Ketamine for Bipolar Disorder

Ketamine Helps Patients With Bipolar Disorder – All you need to know about Ketamines?

Ketamine is an anesthetic and if it is used in higher doses it can also relieve depression within hours when taken intravenously. According to a research by Morteza Jafarinia and colleagues in the Journal of Affective Disorders, oral ketamine can help in treatment of mild to moderate depression in people with severe pain.

In this study the scientists compared 150mg daily doses of oral ketamine to 150mg daily doses of the anti-inflammatory pain reliever Diclofenac over 6 weeks. The subjects were interviewed after week 3 and week 6 and the ketamine group reported fewer symptoms of depression than the Diclofenac group.

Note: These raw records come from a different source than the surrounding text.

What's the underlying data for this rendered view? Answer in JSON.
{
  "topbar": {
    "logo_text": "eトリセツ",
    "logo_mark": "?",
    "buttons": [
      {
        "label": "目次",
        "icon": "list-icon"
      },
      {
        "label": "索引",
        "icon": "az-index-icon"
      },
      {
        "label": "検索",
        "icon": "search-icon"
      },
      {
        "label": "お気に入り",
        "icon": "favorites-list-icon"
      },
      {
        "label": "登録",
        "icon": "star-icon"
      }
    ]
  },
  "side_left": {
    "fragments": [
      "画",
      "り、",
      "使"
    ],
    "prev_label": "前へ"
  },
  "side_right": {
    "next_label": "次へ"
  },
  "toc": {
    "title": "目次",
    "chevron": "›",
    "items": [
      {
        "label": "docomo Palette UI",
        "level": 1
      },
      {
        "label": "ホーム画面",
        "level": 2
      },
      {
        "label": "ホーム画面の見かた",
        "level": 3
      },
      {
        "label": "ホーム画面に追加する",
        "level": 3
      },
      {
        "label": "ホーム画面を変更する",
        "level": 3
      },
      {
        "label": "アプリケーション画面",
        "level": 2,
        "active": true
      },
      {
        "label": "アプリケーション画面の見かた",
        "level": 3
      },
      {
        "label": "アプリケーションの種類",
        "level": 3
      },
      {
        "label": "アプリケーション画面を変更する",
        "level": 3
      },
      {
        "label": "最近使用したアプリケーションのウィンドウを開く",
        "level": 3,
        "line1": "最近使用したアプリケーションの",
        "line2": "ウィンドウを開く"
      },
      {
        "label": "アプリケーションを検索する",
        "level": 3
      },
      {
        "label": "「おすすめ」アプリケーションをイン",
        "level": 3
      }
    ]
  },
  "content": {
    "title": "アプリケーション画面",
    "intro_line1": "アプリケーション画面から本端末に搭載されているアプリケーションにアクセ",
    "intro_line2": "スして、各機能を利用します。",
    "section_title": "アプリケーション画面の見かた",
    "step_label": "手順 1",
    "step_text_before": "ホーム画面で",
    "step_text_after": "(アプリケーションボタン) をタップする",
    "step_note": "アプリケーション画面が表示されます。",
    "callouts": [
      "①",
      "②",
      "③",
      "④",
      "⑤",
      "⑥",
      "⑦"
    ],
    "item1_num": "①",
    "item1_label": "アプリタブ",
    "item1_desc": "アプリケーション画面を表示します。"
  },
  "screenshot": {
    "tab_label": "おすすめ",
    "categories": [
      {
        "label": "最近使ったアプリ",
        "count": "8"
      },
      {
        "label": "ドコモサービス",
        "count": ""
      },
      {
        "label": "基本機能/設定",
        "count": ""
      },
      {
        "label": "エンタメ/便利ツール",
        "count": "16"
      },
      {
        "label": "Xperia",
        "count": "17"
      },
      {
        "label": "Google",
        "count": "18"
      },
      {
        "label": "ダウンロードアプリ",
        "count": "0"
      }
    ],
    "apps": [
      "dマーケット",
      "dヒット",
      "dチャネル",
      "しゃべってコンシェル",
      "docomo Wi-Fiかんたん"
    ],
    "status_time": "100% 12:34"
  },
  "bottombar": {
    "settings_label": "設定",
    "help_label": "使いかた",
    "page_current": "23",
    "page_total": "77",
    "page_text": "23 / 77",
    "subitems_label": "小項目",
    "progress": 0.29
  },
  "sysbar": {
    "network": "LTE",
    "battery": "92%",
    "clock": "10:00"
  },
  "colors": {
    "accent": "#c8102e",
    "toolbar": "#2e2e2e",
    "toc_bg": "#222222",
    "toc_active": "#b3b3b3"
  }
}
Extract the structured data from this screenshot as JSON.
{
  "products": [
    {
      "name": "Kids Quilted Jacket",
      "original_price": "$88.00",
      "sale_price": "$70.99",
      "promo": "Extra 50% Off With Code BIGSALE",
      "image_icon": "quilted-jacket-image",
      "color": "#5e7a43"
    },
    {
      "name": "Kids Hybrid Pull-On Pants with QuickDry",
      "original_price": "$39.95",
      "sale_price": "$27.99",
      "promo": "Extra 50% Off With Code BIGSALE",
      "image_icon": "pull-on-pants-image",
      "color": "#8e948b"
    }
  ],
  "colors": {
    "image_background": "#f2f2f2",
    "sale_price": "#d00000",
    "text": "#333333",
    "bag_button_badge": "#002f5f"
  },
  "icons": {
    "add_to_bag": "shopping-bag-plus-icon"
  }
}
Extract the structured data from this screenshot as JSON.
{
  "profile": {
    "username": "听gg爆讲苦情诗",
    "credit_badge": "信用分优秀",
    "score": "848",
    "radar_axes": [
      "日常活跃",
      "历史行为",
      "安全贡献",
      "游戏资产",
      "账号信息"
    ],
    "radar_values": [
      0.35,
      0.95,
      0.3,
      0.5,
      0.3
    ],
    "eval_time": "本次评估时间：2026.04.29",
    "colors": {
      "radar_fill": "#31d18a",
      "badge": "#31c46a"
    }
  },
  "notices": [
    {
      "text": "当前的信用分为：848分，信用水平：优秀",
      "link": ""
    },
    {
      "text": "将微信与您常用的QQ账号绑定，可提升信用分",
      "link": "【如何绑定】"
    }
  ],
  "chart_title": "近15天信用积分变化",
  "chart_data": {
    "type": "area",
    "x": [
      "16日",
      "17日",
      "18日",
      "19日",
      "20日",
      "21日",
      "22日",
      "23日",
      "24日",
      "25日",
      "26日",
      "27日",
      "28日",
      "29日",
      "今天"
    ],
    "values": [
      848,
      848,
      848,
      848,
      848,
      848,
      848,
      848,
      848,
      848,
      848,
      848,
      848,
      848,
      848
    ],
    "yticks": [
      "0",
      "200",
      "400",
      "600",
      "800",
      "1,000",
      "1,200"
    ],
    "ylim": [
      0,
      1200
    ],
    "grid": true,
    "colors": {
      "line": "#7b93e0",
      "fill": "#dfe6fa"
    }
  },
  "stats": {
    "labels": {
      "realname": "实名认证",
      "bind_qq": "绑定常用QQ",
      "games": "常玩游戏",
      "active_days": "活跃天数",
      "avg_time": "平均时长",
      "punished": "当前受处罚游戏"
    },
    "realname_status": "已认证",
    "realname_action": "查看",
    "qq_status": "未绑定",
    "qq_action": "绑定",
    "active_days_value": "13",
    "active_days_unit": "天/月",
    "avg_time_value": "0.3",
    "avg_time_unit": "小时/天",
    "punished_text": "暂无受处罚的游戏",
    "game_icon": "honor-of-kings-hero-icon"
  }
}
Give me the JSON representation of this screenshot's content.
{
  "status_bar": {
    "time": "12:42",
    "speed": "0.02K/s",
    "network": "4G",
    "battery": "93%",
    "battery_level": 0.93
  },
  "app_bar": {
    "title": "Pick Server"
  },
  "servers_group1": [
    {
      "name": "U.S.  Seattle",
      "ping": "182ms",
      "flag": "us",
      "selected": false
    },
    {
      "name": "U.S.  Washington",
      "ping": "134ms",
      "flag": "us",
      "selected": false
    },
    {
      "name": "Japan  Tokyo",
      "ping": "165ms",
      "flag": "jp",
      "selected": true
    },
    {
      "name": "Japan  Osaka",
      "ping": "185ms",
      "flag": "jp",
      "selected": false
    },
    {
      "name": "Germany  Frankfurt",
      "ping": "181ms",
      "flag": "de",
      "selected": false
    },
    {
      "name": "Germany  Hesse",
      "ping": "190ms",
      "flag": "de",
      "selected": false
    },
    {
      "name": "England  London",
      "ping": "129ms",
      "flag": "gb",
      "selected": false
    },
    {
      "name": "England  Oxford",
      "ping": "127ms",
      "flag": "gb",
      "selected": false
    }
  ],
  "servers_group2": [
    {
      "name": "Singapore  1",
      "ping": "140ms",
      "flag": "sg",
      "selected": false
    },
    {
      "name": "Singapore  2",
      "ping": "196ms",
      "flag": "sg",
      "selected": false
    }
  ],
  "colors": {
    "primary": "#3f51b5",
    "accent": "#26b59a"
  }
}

This effect of Ketamine is the result of the blockade of a particular receptor for the neurotransmitter glutamate (the NMDA glutamate receptor). Researchers originally thought that the NMDA blockade was linked to ketamine’s antidepressant effects, but this appears not to be the case.

How Ketamines works?

Ketamine are strange substance and they works in a completely different way from other medicines you have ever taken for depression, bipolar, PTSD, or anxiety. Most of the medicines work by manipulating the quantity of certain neurotransmitters in your brain, which can have miserable side effects. Ketamine works differently since it briefly blocks a certain type of receptor in the brain from being triggered. Ketamine is not a one-time, permanent cure but it has the potential for lasting relief.

In general, a series of multiple injections gives longer, faster and lasting relief than a single infusion, and younger patients tend to get longer relief than older ones. For patients who relapse, getting additional infusions can often restore the relief.

Further use of Ketamines

According to a study, adding two more existing drugs to Ketamines, prolongs the effect of Ketamine which otherwise has very short lived effects. They after the addition effectively reduce symptoms of depression and suicide in patients with bipolar depression.